Stating that “NPAPI’s 90s-era architecture has become a leading cause of hangs, crashes, security incidents, and code complexity”, Google has announced that it intends to remove the Netscape Plug-in API. Also known as NPAPI, this is the plug-in technology used host application runtimes such as Silverlight, Java, and Unity. They are beginning the process in January by disabling all plugins not a small whitelist. These are:
- Silverlight (launched by 15% of Chrome users last month)
- Unity (9.1%)
- Google Earth (9.1%)
- Google Talk (8.7%)
- Facebook Video (6.0%)
Java, used by 8.9% of Chrome users, will not be whitelisted by default because it is already blocked for security reasons. Other NPAPI-based plugins can be enabled on a case-by-case basis by the user.

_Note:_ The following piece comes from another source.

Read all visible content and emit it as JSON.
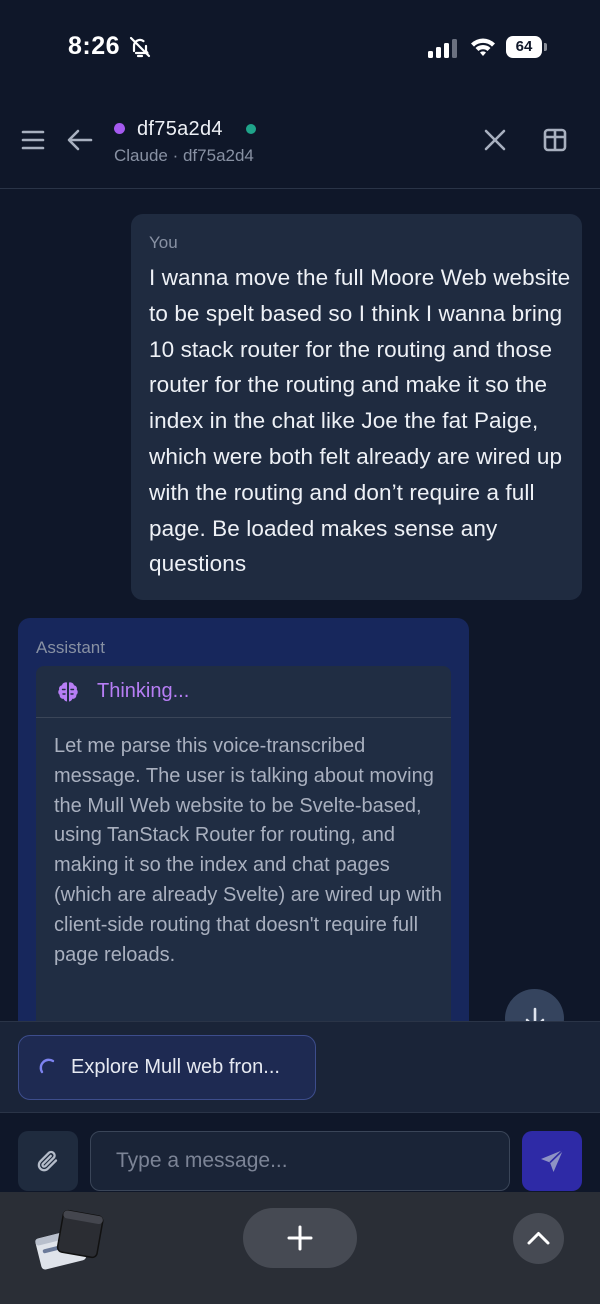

Effective immediately, the Chrome Web Store will no longer allow new NPAPI applications to be published. Existing ones can be updated thru May 2014, after which they will no longer appear in “Web Store home page, search results, and category pages”. In September 2014 they will be removed entirely from the store.
By the end of 2014 Google intends to completely remove the Netscape Plug-in API. Developers wishing to continue offering plugs will need to transition to another technology. Justin Schuh, Security Engineer and Plug-in Retirement Planner, writes,
There are several alternatives to NPAPI. In cases where standard web technologies are not yet sufficient, developers and administrators can use NaCl, Apps, Native Messaging API, and Legacy Browser Support to transition from NPAPI. Moving forward, our goal is to evolve the standards-based web platform to cover the use cases once served by NPAPI.
Chrome’s built-in Flash and PDF viewer are not affected as they use a different plugin technology.